Come sempre accade quando ci sono di mezzo i soldi, la situazione si fa pesante. È un periodo caratterizzato da decisioni sofferte, amicizie troncate, intrighi, colpi di scena e Merrick finisce, suo malgrado, per farne parte.

L’Australian Rugby Union lo invita a Sydney insieme alla moglie e gli fa un’offerta degna di un giocatore di livello nazionale che si è appena distinto contro gli All Blacks. Il contratto però contiene una clausola ben precisa: Il ventiseienne Merrick dovrebbe trasferirsi a Sydney e giocare con i NSW Waratahs, abbandonando i suoi Bulls.

"The Spirit of country rugby", il dipinto che lo raffigura e che è presente nella sede dei Bulls.
“The Spirit of country rugby”, il dipinto che lo raffigura e che è presente nella sede dei Bulls.

Non conosciamo la cifra, ma siamo sicuri che fosse ben più alta del suo stipendio: non ci sono molti benefit nella busta paga di un autista di camion al servizio di una miniera di carbone.
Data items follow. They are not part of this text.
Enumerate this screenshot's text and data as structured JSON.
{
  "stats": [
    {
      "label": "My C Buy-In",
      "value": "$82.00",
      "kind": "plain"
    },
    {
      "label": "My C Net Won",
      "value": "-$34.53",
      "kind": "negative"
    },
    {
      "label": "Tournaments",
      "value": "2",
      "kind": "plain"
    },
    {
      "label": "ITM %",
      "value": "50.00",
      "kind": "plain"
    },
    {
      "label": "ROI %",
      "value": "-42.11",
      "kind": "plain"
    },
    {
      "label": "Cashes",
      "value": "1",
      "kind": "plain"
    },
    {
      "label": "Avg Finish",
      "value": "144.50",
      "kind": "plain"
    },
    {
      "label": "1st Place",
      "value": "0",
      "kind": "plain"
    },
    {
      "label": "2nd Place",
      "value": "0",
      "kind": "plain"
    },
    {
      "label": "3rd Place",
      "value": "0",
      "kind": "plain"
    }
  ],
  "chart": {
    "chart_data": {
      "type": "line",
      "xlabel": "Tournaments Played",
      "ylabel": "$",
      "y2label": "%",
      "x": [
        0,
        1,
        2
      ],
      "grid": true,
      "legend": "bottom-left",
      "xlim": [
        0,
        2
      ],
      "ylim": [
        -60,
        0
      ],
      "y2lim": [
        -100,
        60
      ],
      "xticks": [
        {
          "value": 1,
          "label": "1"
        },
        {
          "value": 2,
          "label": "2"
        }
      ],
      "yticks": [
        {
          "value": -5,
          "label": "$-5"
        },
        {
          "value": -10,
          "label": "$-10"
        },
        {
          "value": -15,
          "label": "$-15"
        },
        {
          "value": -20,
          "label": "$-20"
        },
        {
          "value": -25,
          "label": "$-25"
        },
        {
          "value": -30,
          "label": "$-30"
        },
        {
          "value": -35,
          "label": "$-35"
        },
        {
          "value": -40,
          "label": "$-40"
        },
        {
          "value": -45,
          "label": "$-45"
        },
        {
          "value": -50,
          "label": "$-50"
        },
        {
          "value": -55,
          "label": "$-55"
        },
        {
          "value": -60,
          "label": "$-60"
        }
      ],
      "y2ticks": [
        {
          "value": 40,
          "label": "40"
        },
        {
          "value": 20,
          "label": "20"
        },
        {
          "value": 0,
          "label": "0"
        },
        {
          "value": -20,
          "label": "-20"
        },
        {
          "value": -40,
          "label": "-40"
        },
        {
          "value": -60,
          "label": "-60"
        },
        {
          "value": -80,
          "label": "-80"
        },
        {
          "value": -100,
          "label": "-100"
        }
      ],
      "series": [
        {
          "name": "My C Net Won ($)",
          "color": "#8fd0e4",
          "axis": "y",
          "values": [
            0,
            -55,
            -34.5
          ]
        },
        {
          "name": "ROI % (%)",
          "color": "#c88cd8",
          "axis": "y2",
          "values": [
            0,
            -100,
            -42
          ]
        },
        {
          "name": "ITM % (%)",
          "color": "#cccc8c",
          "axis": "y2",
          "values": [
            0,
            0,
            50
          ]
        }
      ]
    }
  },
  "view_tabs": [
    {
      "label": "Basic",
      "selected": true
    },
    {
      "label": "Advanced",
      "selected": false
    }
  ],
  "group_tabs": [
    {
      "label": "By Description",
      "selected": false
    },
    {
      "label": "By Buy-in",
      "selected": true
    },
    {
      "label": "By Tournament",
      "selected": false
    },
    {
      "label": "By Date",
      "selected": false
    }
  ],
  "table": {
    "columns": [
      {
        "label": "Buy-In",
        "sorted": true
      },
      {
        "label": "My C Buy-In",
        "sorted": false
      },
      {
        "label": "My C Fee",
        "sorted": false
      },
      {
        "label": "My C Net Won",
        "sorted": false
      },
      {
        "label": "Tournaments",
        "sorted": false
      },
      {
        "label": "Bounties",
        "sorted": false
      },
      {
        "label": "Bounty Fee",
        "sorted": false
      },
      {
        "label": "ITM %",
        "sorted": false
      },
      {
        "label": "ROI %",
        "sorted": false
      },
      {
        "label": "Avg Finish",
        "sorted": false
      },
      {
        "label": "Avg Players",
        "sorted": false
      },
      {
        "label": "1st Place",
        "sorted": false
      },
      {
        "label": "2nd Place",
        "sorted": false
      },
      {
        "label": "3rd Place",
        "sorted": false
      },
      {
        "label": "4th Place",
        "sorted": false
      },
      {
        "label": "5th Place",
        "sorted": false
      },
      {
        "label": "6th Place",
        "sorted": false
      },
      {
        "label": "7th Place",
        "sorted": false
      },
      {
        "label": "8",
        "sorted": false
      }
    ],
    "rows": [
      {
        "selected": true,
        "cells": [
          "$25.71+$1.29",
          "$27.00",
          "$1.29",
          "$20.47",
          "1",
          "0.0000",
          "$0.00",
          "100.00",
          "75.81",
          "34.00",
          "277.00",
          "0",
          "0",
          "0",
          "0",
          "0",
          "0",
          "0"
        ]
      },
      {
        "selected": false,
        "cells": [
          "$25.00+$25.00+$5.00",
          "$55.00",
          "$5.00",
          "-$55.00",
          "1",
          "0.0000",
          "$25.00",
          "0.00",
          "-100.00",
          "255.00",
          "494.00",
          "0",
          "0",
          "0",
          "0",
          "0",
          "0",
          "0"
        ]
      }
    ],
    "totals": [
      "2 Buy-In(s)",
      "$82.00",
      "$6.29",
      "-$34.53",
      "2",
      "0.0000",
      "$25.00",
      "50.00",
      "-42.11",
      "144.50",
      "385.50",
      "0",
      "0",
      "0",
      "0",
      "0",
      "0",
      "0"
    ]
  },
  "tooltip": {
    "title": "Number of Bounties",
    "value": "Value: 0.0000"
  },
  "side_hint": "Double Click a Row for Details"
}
Non sappiamo neppure quanto tempo abbia impiegato Merrick a prendere la sua decisione o quanto dev’essergli sembrato difficile all’inizio. C’era in ballo il futuro della sua famiglia. Conosciamo però le parole che ha pronunciato dopo aver rinunciato all’ingaggio: «Nelle ultime quattro settimane ho fatto tutto ciò che ho sempre sognato di fare, se mi rompessi una gamba e dovessi smettere di giocare non sarei triste. Mi basta».

Sappiamo anche che fu la moglie a indirizzare la sua decisione, con una frase molto semplice: «Preferisco essere povera e felice».

Dopo questa scelta, George Gregan è tornato al suo posto nel quindici australiano ed è diventato il giocatore con più presenze in nazionale, smettendo solo nel 2007 dopo centotrentanove partite. Anche Merrick ha abbandonato in quel periodo, dopo vent’anni e ben trecento partite in forze ai Singleton Bulls. Adesso allena le giovanili. In miniera è passato dal camion alla supervisione e dà una mano nella club house. Passa più tempo sul campo che a casa, come del resto fanno tutti quelli a cui il rugby è entrato nel sangue.

Oggi, nella sede dei Bulls c’è un dipinto che lo raffigura, si chiama The Spirit of Country Rugby, ma a chi glielo chiede lui ripete che non pensa di aver fatto niente d’importante. Semplicemente un certo sport è andato in una direzione e lui in un’altra, tutto qua. Resta il fatto che per tutti Steve Merrick rimarrà sempre l’ultimo dilettante, l’uomo senza un prezzo.